Впрочем, уже в 1893 году Шмидт возвращается на флотскую службу — напомним, он все же окончил самое элитное военно-учебное заведение, да и отнюдь не все сокурсники и сослуживцы отвернулись от него после скандальной женитьбы. Шмидт поистине был противоречивой натурой — наряду с очевидной неуживчивостью он был явно обаятельной личностью. Грамотный морской специалист, при этом, по отзывам очевидцев, хороший музыкант и небесталанный художник.

Вернувшись на флот, герой нашего рассказа оказывается на Тихом океане, служит офицером на ледоколах и миноносцах. Именно там, на Дальнем Востоке, в походах меж гаванями Владивостока и Нагасаки, он получает чин флотского лейтенанта — не догадываясь, что войдет в историю России именно как "лейтенант Шмидт".

Дважды лейтенант

Однако XX век лейтенант Шмидт встретит вновь за бортом флотской службы и снова из-за конфликтов с начальством. Точнее, целой серии конфликтов. Тут будет и стычка с капитаном ледокола, которого Шмидт обвинит в потворстве браконьерам. Будет и отказ лейтенанта участвовать в подавлении забастовки портовых рабочих. Добавится и открытый конфликт с командиром Владивостокского порта Григорием Чухниным.

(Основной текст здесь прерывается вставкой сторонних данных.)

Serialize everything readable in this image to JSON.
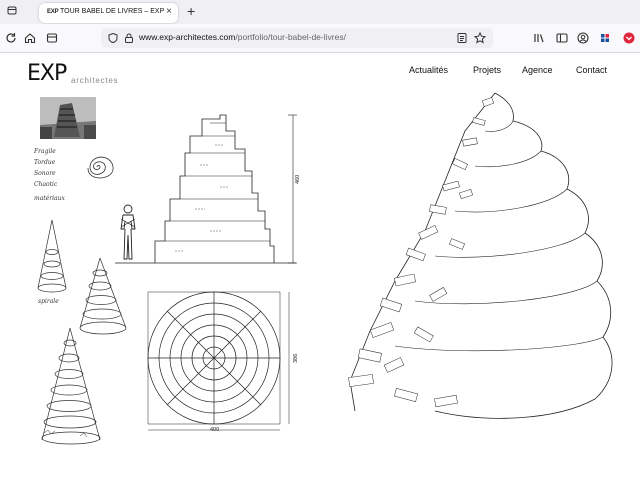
{
  "browser": {
    "tab": {
      "favicon_text": "EXP",
      "title": "TOUR BABEL DE LIVRES – EXP :",
      "close_icon": "close-icon"
    },
    "new_tab_icon": "plus-icon",
    "url_host": "www.exp-architectes.com",
    "url_path": "/portfolio/tour-babel-de-livres/",
    "icons": [
      "back-icon",
      "home-icon",
      "tab-icon",
      "lock-icon",
      "reader-view-icon",
      "star-icon",
      "library-icon",
      "sidebar-icon",
      "account-icon",
      "extension-icon",
      "pocket-icon"
    ]
  },
  "site": {
    "logo_mark": "EXP",
    "logo_sub": "architectes",
    "nav": {
      "actualites": "Actualités",
      "projets": "Projets",
      "agence": "Agence",
      "contact": "Contact"
    }
  },
  "drawings": {
    "sketch_notes": [
      "Fragile",
      "Tordue",
      "Sonore",
      "Chaotic",
      "matériaux",
      "spirale"
    ],
    "dim_height": "460",
    "dim_plan_width": "400",
    "dim_plan_height": "386"
  },
  "colors": {
    "ink": "#222222",
    "toolbar": "#f9f9fb",
    "tabstrip": "#f0f0f4",
    "pocket_red": "#e0253c",
    "extension_blue": "#1a4fa0"
  }
}
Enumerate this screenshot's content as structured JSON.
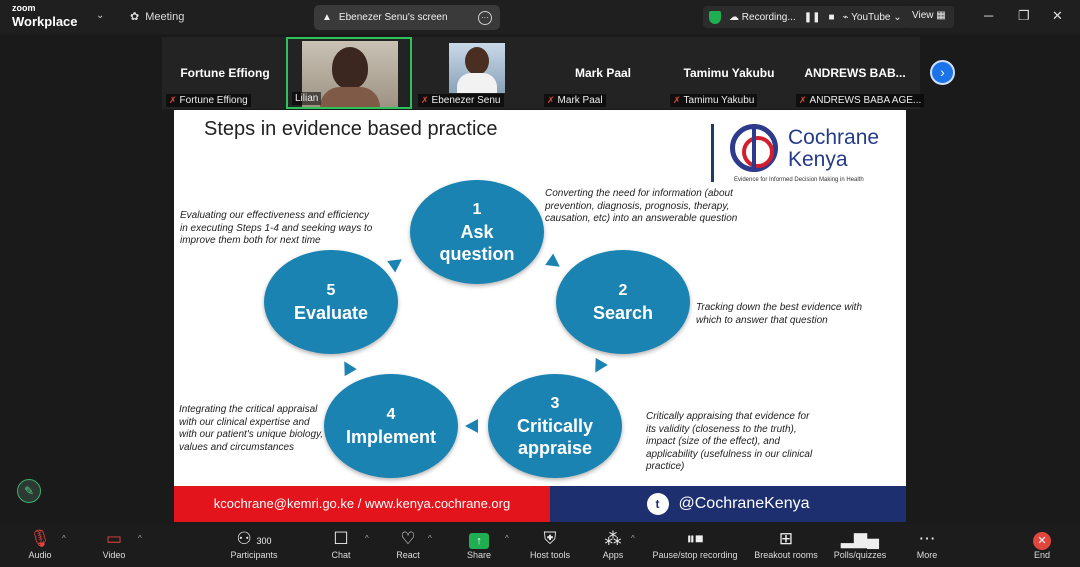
{
  "app": {
    "brand_small": "zoom",
    "brand_big": "Workplace",
    "meeting_label": "Meeting"
  },
  "share": {
    "label": "Ebenezer Senu's screen"
  },
  "status": {
    "recording_label": "Recording...",
    "youtube_label": "YouTube",
    "view_label": "View"
  },
  "participants_strip": [
    {
      "name": "Fortune Effiong",
      "label": "Fortune Effiong",
      "muted": true,
      "video": false
    },
    {
      "name": "",
      "label": "Lilian",
      "muted": false,
      "video": true,
      "active": true
    },
    {
      "name": "",
      "label": "Ebenezer Senu",
      "muted": true,
      "video": true
    },
    {
      "name": "Mark Paal",
      "label": "Mark Paal",
      "muted": true,
      "video": false
    },
    {
      "name": "Tamimu Yakubu",
      "label": "Tamimu Yakubu",
      "muted": true,
      "video": false
    },
    {
      "name": "ANDREWS BAB...",
      "label": "ANDREWS BABA AGE...",
      "muted": true,
      "video": false
    }
  ],
  "slide": {
    "title": "Steps in evidence based practice",
    "logo": {
      "line1": "Cochrane",
      "line2": "Kenya",
      "tagline": "Evidence for Informed Decision Making in Health"
    },
    "steps": [
      {
        "num": "1",
        "line1": "Ask",
        "line2": "question"
      },
      {
        "num": "2",
        "line1": "Search",
        "line2": ""
      },
      {
        "num": "3",
        "line1": "Critically",
        "line2": "appraise"
      },
      {
        "num": "4",
        "line1": "Implement",
        "line2": ""
      },
      {
        "num": "5",
        "line1": "Evaluate",
        "line2": ""
      }
    ],
    "notes": {
      "ask": "Converting the need for information (about prevention, diagnosis, prognosis, therapy, causation, etc) into an answerable question",
      "search": "Tracking down the best evidence with which to answer that question",
      "appraise": "Critically appraising that evidence for its validity (closeness to the truth), impact (size of the effect), and applicability (usefulness in our clinical practice)",
      "implement": "Integrating the critical appraisal with our clinical expertise and with our patient's unique biology, values and circumstances",
      "evaluate": "Evaluating our effectiveness and efficiency in executing Steps 1-4 and seeking ways to improve them both for next time"
    },
    "footer_left": "kcochrane@kemri.go.ke  /  www.kenya.cochrane.org",
    "footer_right": "@CochraneKenya"
  },
  "toolbar": {
    "audio": "Audio",
    "video": "Video",
    "participants": "Participants",
    "participants_count": "300",
    "chat": "Chat",
    "react": "React",
    "share": "Share",
    "host_tools": "Host tools",
    "apps": "Apps",
    "recording": "Pause/stop recording",
    "breakout": "Breakout rooms",
    "polls": "Polls/quizzes",
    "more": "More",
    "end": "End"
  }
}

Последний момент важен — спустя несколько лет именно Чухнин подпишет смертный приговор мятежному лейтенанту Шмидту. Сам же лейтенант в рассказах сыну объяснял стычки с начальником порта на исходе XIX века тем фактом, что Чухнин ранее был не в ладах с Владимиром Шмидтом, дядей нашего героя, в те годы, когда дядя командовал Тихоокеанским флотом. Якобы Чухнин, претерпев придирки Шмидта-старшего, позже отыгрался на Шмидте-младшем. Словом, запутанная, но показательная история из узкого корпоративного мира военно-морской элиты полуфеодальной империи.

Кто там был прав или виноват, и был ли, мы уже никогда не разберемся. Но факт, что к началу XX века уволенный со службы лейтенант Шмидт работает уже в гражданском флоте. Работает сначала помощником капитана на грузопассажирских пароходах, затем становится самостоятельным капитаном судна.

Наверное, все же бывают люди, над которыми довлеет какой-то злой рок, — первый самостоятельный рейс Шмидта едва не оборачивается трагедией. Его пароход "Диана", направлявшийся рейсом вокруг всей Европы из Риги в Одессу, наскочил на подводные камни и был близок к гибели. Уже после 1991 года, посла распада СССР, когда кинулись поспешно разоблачать всех героев советского пантеона, эту аварию стали подавать примером очевидной никчемности Шмидта как моряка.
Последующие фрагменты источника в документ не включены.